Two major diabetes associations have joined forces to recommend a comprehensive overhaul of medical device safety, involving regulators, manufacturers, doctors and the associations themselves. The recommendations come from a joint committee of the European Association for the Study of Diabetes (EASD) and the American Diabetes Association (ADA) and will be published simultaneously in Diabetes Care, the journal of the ADA, and Diabetologia, the journal of the EASD, on Monday, March 16. The authors include Professor John Petrie, Institute of Cardiovascular and Medical Sciences, University of Glasgow, UK, and Professor Anne Peters, Keck School of Medicine of the University of Southern California, Los Angeles, CA, USA.

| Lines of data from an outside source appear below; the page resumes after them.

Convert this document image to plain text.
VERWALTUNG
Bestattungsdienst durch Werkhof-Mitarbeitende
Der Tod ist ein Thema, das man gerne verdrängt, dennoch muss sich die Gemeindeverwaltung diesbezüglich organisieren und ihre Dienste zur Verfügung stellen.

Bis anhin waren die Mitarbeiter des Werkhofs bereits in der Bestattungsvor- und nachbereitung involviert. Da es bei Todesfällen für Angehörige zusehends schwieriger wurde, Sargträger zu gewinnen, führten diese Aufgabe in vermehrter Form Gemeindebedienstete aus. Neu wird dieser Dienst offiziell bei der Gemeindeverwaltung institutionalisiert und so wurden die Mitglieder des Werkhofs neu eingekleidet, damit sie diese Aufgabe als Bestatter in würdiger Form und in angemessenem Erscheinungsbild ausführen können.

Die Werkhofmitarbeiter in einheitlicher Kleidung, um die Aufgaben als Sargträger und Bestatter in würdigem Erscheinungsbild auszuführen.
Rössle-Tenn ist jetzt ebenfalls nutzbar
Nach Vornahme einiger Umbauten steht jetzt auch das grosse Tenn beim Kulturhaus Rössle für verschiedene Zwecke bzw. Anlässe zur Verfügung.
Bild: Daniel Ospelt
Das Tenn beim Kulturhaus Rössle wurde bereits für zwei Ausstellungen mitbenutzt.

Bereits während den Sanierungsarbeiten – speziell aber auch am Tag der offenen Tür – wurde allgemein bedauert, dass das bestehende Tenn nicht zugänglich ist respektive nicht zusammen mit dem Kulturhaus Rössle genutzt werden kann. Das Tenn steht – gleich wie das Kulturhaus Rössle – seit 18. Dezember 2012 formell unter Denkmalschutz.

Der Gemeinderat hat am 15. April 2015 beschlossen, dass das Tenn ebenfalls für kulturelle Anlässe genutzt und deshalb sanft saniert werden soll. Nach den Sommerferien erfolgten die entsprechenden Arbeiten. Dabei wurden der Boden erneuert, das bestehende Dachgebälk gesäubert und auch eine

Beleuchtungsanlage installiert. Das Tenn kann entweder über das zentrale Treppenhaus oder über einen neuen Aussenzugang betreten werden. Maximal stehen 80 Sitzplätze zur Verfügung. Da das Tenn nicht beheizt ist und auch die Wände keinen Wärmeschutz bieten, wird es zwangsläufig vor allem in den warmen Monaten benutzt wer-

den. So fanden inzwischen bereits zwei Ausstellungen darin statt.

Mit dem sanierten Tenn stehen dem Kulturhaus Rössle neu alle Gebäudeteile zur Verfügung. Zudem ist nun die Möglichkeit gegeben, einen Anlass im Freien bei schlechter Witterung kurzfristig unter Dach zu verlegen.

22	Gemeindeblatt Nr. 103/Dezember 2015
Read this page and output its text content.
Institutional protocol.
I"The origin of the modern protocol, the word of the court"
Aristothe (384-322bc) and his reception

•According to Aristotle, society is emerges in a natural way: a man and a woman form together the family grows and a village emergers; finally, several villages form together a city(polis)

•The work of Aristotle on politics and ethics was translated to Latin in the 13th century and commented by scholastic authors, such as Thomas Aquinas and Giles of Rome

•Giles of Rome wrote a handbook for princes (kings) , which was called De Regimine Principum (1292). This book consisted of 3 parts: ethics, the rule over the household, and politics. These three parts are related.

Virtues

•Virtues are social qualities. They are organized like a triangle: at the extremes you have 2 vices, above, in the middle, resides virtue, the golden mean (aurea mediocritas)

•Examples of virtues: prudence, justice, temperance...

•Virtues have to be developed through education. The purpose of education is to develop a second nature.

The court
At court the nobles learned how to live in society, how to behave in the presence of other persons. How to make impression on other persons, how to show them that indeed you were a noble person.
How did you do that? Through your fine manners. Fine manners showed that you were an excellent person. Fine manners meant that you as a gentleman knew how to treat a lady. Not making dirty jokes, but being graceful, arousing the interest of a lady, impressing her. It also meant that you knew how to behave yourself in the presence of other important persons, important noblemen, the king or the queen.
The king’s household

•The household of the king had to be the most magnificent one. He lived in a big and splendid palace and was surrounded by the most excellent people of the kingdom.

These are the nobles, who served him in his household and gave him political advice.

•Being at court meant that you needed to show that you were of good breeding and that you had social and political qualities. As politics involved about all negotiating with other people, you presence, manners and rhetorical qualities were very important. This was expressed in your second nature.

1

The number of people using insulin pumps (continuous subcutaneous insulin infusion) worldwide is estimated to be around 1 million, but accurate data are scarce. Most pump users have type 1 diabetes, but some patients with type 2 diabetes are also using pumps. The total number of pump users is continuously rising.
The authors highlight shortcomings of the current regulatory framework, saying that the bar is set too low for 'like me' devices to be approved, provided they are similar in functionality to those already on the market. The problem is more acute with the European Union (EU) Notified Bodies system than it is with the US Food and Drug Administration (FDA) system. However, in neither case are device manufacturers obliged to do follow-up studies relating to 'real life' use.
"Technology is evolving rapidly for treating diabetes," says Dr Anne Peters, Director of the University of Southern California Clinical Diabetes Program and one of the lead authors on the statement. "While that's certainly a good thing, we don't have very good post-marketing surveillance for devices such as insulin pumps, particularly in Europe where manufacturers often introduce products prior to releasing them in the United States. We need to make sure we have sufficient data about how the devices are working once they hit the market, so that we can support patients by helping them understand how to prevent errors in using them."
Furthermore, this EASD and ADA joint review suggests that the reporting system for adverse events related to insulin pumps (whether these were mechanical, human or other cause) in both the USA and Europe could be substantially improved (especially in Europe). The authors say: "We found that useful information held by the manufacturing companies is not currently shared in a sufficiently transparent manner. Public availability of adverse event reports on the FDA's MAUDE (Manufacturer and User Facility Device Experience) database is potentially a rich source of safety information but is insufficiently utilised due to the current configuration of the system; the comparable database in Europe (European Databank on Medical Devices, EUDAMED) is not publicly accessible."
The authors say that data on 'real world' use "could provide vital information to aid healthcare teams in educating and supporting users, thereby preventing future adverse events. As well as requiring more from the manufacturing companies, we call for public funding of more research addressing clinically important questions in relation to pump therapy: both observational studies and clinical trials. At present there are significant differences in the regulatory systems between the US and EU at both pre- and post-marketing stages; improvements in the European system are more urgently required."
They conclude: "This Position Statement aims to contribute to the improvement of pump technologies by stimulating the adoption of a more rigorous, standardised and transparent approach to safety."